The swarms of large locusts landed on Saturday evening near Faran in the Arava region and Neot Hakikar south of the Dead Sea.
The locusts were expected to move further northward on Sunday with the help of southwesterly winds.
However, the expected significant drop in temperatures on Sunday would force the locusts to remain on the ground and would slow their movement northward. This would make it easier for crop dusters to exterminate them from the air.
The Agriculture Ministry stated, however, that it wasn't clear whether the new swarms of locusts might move further north in Israel or carry on into Jordan.
The Agriculture Ministry began spraying the locusts with insecticide on Saturday morning after swarms hit agricultural areas in the southern Negev desert the day before.
The planes sprayed riverbeds near Kadesh Barnea on Israel's border with Egypt.
A wave of relatively large locusts was spotted flying over the southern city of Eilat earlier on Saturday. The swarm came in from the northwest and was seen at the outskirts of an Eilat neighborhood. This swarm then headed north and landed near Kibbutz Faran in the Arava.
The insecticide used to destroy the locusts was authorized by the ministry. The Plant Protection and Inspection Services promised they would use a diluted version of the chemical which wouldn't cause other animals to be poisoned should they consume the dead locusts.

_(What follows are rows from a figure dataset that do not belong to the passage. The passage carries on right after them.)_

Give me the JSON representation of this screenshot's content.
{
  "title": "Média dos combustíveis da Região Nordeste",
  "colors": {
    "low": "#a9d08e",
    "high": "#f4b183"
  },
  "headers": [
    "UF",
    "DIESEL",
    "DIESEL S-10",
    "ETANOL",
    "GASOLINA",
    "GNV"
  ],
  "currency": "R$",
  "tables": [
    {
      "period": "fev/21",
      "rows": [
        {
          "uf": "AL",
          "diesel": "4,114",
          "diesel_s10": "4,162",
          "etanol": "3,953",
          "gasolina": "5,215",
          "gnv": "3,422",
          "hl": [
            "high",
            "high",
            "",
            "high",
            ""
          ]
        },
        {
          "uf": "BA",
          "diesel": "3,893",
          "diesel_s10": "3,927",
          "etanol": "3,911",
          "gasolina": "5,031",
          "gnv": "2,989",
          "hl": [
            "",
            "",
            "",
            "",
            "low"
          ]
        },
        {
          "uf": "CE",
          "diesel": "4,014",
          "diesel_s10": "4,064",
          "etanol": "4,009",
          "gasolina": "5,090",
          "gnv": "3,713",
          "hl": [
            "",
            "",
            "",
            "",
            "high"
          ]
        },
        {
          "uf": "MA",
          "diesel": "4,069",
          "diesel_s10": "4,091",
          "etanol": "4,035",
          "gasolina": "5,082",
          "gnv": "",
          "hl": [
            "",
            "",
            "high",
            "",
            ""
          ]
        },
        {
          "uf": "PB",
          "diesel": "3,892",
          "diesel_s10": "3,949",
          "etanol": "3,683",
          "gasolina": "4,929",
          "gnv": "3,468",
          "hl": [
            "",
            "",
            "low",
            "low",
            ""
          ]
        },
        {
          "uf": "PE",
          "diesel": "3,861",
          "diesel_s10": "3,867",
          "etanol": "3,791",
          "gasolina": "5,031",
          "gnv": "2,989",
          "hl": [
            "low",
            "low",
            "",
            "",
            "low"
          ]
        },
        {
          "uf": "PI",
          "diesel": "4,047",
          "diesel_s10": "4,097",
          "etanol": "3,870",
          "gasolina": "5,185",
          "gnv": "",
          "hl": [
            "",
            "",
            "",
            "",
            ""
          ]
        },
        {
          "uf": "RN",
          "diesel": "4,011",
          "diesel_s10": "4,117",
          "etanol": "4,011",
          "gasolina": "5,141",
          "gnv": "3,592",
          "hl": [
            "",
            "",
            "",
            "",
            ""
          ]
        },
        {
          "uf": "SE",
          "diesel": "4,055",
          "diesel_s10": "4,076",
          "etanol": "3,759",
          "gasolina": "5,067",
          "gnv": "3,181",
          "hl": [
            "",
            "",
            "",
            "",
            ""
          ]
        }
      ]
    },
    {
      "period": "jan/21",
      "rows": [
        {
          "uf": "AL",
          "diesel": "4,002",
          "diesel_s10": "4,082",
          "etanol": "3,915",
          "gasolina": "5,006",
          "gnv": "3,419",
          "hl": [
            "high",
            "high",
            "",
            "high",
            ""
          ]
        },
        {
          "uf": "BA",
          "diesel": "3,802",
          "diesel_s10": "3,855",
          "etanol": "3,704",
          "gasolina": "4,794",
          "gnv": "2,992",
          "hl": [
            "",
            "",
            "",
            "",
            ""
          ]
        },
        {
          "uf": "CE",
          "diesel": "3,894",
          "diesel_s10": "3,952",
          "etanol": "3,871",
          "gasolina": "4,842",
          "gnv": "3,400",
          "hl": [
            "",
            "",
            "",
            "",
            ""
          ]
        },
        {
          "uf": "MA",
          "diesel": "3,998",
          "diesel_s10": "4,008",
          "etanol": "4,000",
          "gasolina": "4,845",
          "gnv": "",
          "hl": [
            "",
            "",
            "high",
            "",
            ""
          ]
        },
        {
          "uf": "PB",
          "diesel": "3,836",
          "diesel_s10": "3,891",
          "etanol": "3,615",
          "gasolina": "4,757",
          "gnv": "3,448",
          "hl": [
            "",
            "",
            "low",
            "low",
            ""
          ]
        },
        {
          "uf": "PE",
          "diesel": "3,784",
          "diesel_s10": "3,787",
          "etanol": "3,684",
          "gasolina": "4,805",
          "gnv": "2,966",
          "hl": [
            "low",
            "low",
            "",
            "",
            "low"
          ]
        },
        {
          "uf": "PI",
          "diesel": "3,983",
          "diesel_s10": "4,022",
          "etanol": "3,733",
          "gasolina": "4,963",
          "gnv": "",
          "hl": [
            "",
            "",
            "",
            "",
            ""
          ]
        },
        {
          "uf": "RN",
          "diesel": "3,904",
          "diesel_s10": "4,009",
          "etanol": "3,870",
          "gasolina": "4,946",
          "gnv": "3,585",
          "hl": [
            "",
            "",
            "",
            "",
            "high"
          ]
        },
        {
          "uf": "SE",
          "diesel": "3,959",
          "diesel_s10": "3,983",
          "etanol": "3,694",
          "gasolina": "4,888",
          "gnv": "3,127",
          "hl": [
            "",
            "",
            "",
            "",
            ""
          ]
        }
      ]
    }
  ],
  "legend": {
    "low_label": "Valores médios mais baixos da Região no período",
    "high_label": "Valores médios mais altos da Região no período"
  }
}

Locusts were first spotted Friday afternoon in the southern neighborhoods of Eilat and in the hotel district of the city.
The younger locusts cause a relatively limited amount of damage, usually attacking gardens or vegetable patches. But one swarm, which was spotted near Kibbutz Eilot, concerned the members of the kibbutz, since fields of vegetables and melons - some already ripened and ready for harvest - could be seriously hurt.
Israeli officials and their counterparts in the region have been monitoring the locusts' movement for weeks. Earlier this month, a few individual locusts were spotted along the coastal plain and in communities including Palmahim, Tel Aviv and Karmiel.
The Agriculture Ministry received a request from its Palestinian counterpart to coordinate steps aimed at eliminating the locusts if they do arrive in the area.